The test is only in its third year, but there's already been a nearly 10 point gain in the number of kids considered proficient.
More than 178,000 Minnesota students took the test this spring. Nearly 49 percent are considered proficient in science. Three years ago, when the test debuted, just 40 percent were proficient.
Education Commissioner Alice Seagren says it's a nice increase, but it's still not a high enough percentage for a future workforce that's going to need a lot of science know-how.
This science tests stand out in two ways. First, it's administered entirely online -- there are no bubbles to fill in with a No. 2 pencil.
Second, this test doesn't count towards graduation, and school don't face sanctions for poor performance, the way they do for math and reading under the federal No Child Left Behind law. Education Commissioner Alice Seagren says that's telling.
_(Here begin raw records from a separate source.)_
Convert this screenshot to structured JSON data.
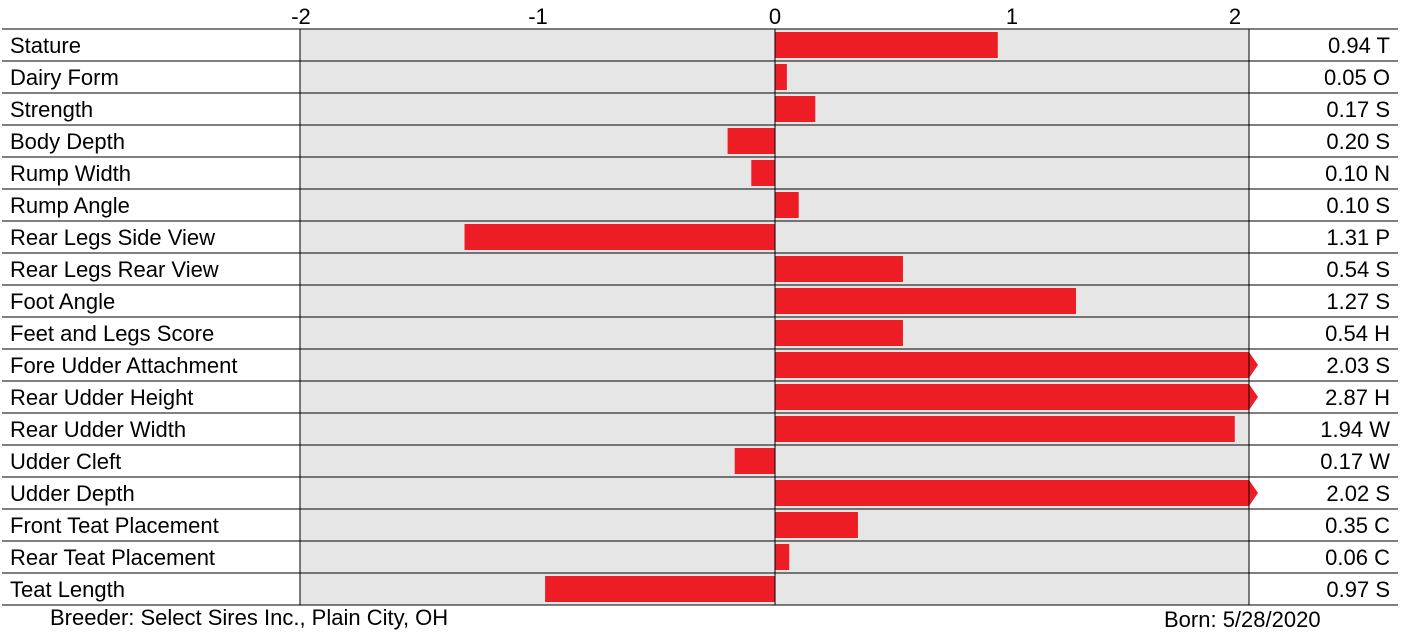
{
  "chart_data": {
    "type": "bar",
    "orientation": "horizontal",
    "xlim": [
      -2,
      2
    ],
    "x_ticks": [
      "-2",
      "-1",
      "0",
      "1",
      "2"
    ],
    "colors": {
      "bar": "#ee1c25",
      "plot_background": "#e6e6e6",
      "grid": "#000000"
    },
    "rows": [
      {
        "label": "Stature",
        "value": 0.94,
        "right_label": "0.94 T"
      },
      {
        "label": "Dairy Form",
        "value": 0.05,
        "right_label": "0.05 O"
      },
      {
        "label": "Strength",
        "value": 0.17,
        "right_label": "0.17 S"
      },
      {
        "label": "Body Depth",
        "value": -0.2,
        "right_label": "0.20 S"
      },
      {
        "label": "Rump Width",
        "value": -0.1,
        "right_label": "0.10 N"
      },
      {
        "label": "Rump Angle",
        "value": 0.1,
        "right_label": "0.10 S"
      },
      {
        "label": "Rear Legs Side View",
        "value": -1.31,
        "right_label": "1.31 P"
      },
      {
        "label": "Rear Legs Rear View",
        "value": 0.54,
        "right_label": "0.54 S"
      },
      {
        "label": "Foot Angle",
        "value": 1.27,
        "right_label": "1.27 S"
      },
      {
        "label": "Feet and Legs Score",
        "value": 0.54,
        "right_label": "0.54 H"
      },
      {
        "label": "Fore Udder Attachment",
        "value": 2.03,
        "right_label": "2.03 S"
      },
      {
        "label": "Rear Udder Height",
        "value": 2.87,
        "right_label": "2.87 H"
      },
      {
        "label": "Rear Udder Width",
        "value": 1.94,
        "right_label": "1.94 W"
      },
      {
        "label": "Udder Cleft",
        "value": -0.17,
        "right_label": "0.17 W"
      },
      {
        "label": "Udder Depth",
        "value": 2.02,
        "right_label": "2.02 S"
      },
      {
        "label": "Front Teat Placement",
        "value": 0.35,
        "right_label": "0.35 C"
      },
      {
        "label": "Rear Teat Placement",
        "value": 0.06,
        "right_label": "0.06 C"
      },
      {
        "label": "Teat Length",
        "value": -0.97,
        "right_label": "0.97 S"
      }
    ]
  },
  "footer": {
    "breeder": "Breeder:  Select Sires Inc., Plain City, OH",
    "born": "Born:  5/28/2020"
  }
}
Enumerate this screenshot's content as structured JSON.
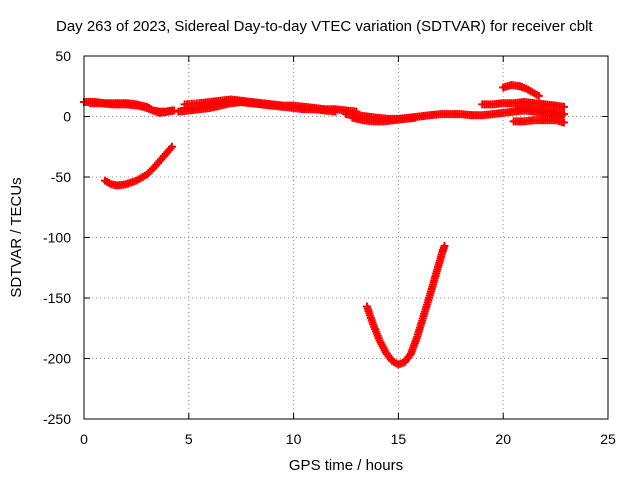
{
  "chart_data": {
    "type": "scatter",
    "title": "Day 263 of 2023, Sidereal Day-to-day VTEC variation (SDTVAR) for receiver cblt",
    "xlabel": "GPS time / hours",
    "ylabel": "SDTVAR / TECUs",
    "xlim": [
      0,
      25
    ],
    "ylim": [
      -250,
      50
    ],
    "xticks": [
      0,
      5,
      10,
      15,
      20,
      25
    ],
    "yticks": [
      -250,
      -200,
      -150,
      -100,
      -50,
      0,
      50
    ],
    "grid": true,
    "marker": "plus",
    "color": "#ff0000",
    "series": [
      {
        "x": [
          0.0,
          0.5,
          1.0,
          1.5,
          2.0,
          2.5,
          3.0,
          3.3,
          3.6,
          4.0,
          4.3
        ],
        "y": [
          12,
          12,
          11,
          11,
          11,
          10,
          8,
          5,
          3,
          4,
          5
        ]
      },
      {
        "x": [
          0.3,
          0.8,
          1.4,
          2.0,
          2.6,
          3.0,
          3.3,
          3.6,
          3.9,
          4.2
        ],
        "y": [
          11,
          11,
          10,
          10,
          9,
          7,
          5,
          4,
          4,
          5
        ]
      },
      {
        "x": [
          1.0,
          1.3,
          1.6,
          2.0,
          2.5,
          3.0,
          3.3,
          3.6,
          3.9,
          4.2
        ],
        "y": [
          -53,
          -56,
          -57,
          -56,
          -53,
          -48,
          -43,
          -37,
          -31,
          -25
        ]
      },
      {
        "x": [
          4.8,
          5.5,
          6.0,
          6.5,
          7.0,
          7.5,
          8.0,
          8.5,
          9.0,
          9.5,
          10.0,
          10.5,
          11.0,
          11.5,
          12.0,
          12.5,
          13.0
        ],
        "y": [
          10,
          11,
          12,
          13,
          14,
          13,
          12,
          11,
          10,
          9,
          9,
          8,
          7,
          6,
          6,
          5,
          4
        ]
      },
      {
        "x": [
          4.8,
          5.5,
          6.0,
          6.5,
          7.0,
          7.5,
          8.0,
          8.5,
          9.0,
          9.5,
          10.0,
          10.5,
          11.0,
          11.5,
          12.0
        ],
        "y": [
          7,
          8,
          10,
          11,
          12,
          12,
          11,
          10,
          9,
          8,
          7,
          6,
          6,
          5,
          4
        ]
      },
      {
        "x": [
          4.5,
          5.0,
          5.5,
          6.0,
          6.5,
          7.0,
          7.5,
          8.0,
          8.5,
          9.0
        ],
        "y": [
          4,
          5,
          6,
          7,
          9,
          11,
          12,
          11,
          10,
          9
        ]
      },
      {
        "x": [
          12.5,
          13.0,
          13.5,
          14.0,
          14.5,
          15.0,
          15.5,
          16.0,
          16.5,
          17.0,
          17.5,
          18.0,
          18.5
        ],
        "y": [
          2,
          1,
          0,
          -1,
          -2,
          -2,
          -1,
          0,
          1,
          2,
          2,
          2,
          1
        ]
      },
      {
        "x": [
          12.8,
          13.3,
          13.8,
          14.3,
          14.8,
          15.3,
          15.8
        ],
        "y": [
          -1,
          -3,
          -4,
          -4,
          -3,
          -2,
          -1
        ]
      },
      {
        "x": [
          13.5,
          13.8,
          14.1,
          14.4,
          14.7,
          15.0,
          15.3,
          15.6,
          15.9,
          16.2,
          16.5,
          16.8,
          17.1,
          17.2
        ],
        "y": [
          -157,
          -172,
          -185,
          -195,
          -202,
          -205,
          -203,
          -196,
          -182,
          -165,
          -148,
          -130,
          -112,
          -107
        ]
      },
      {
        "x": [
          18.5,
          19.0,
          19.5,
          20.0,
          20.5,
          21.0,
          21.5,
          22.0,
          22.5,
          22.8
        ],
        "y": [
          1,
          1,
          2,
          3,
          4,
          5,
          4,
          3,
          2,
          1
        ]
      },
      {
        "x": [
          19.0,
          19.5,
          20.0,
          20.5,
          21.0,
          21.5,
          22.0,
          22.5,
          22.9
        ],
        "y": [
          10,
          10,
          11,
          11,
          12,
          11,
          10,
          9,
          8
        ]
      },
      {
        "x": [
          20.0,
          20.4,
          20.8,
          21.1,
          21.4,
          21.7
        ],
        "y": [
          24,
          26,
          25,
          23,
          20,
          17
        ]
      },
      {
        "x": [
          20.5,
          21.0,
          21.5,
          22.0,
          22.5,
          22.9
        ],
        "y": [
          -4,
          -4,
          -3,
          -3,
          -3,
          -5
        ]
      },
      {
        "x": [
          20.6,
          21.1,
          21.6,
          22.1,
          22.6,
          22.9
        ],
        "y": [
          6,
          7,
          5,
          4,
          3,
          2
        ]
      }
    ]
  }
}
"You see that with no punishment, we're still making nice progress. I think part of it is attitude," Seagren said. "I think our science teachers are so committed to their discipline that they feel it's really important for kids to take it seriously."
There is still a gap in how well students do by ethnicity. Nearly 60 percent of white students are proficient in science in high school, while just 19 percent of black students are proficient.
Schools have made some progress. Among eighth graders, black students scored 5 percentage points higher than last year, and Hispanic students were up 4 percentage points.
Suburban school districts -- including Mahtomedi, Minnetonka, Wayzata and Orono -- continued to have some of the state's best scores.
Fewer than 30 percent of students were proficient in the St. Paul and Minneapolis districts. Some individual schools in those cities had gains, but officials say federal requirements have kept more focus on math and reading.
"Sometimes students are only getting science instruction for 50 minutes, once every three to four days -- at fifth grade, for instance," said Suzanne Kelly, chief of staff for the St. Paul district. And so I think that has the most to do with it -- the time we're able to devote."
Kelly says there's a push in St. Paul to incorporate more science and other subjects into reading and math. A pilot program debuting this fall will put kids in school on Saturday, another potential spot for more science.
There is one last purpose the science test serves, even though it doesn't count for anything. Because it's administered online, the test has been seen as a great practice for administering more tests with computers. That will happen next spring for the state's math tests. The stakes are much higher there: the math test counts towards graduation.
Minnesota's testing director, Dirk Mattson, said the science tests these past three years have shown the students are ready.
"The kids typically are the ones that are very easy to transform in this. It's getting the systems to move and making sure the [computer] labs have the right structure and scheduling," he said. "I think the kids are going to do just fine, we've got to make sure we provide the right supports to the people helping those students."
Mattson said moving tests to computers will also eventually help address what has been a large criticism of Minnesota's current system of testing.
Right now, students take the tests in the spring and have long left that grade by the time the results are released in the summer.
With more online testing, Mattson says teachers and other school leaders will get results quicker and still have time in the same year to work on improvements.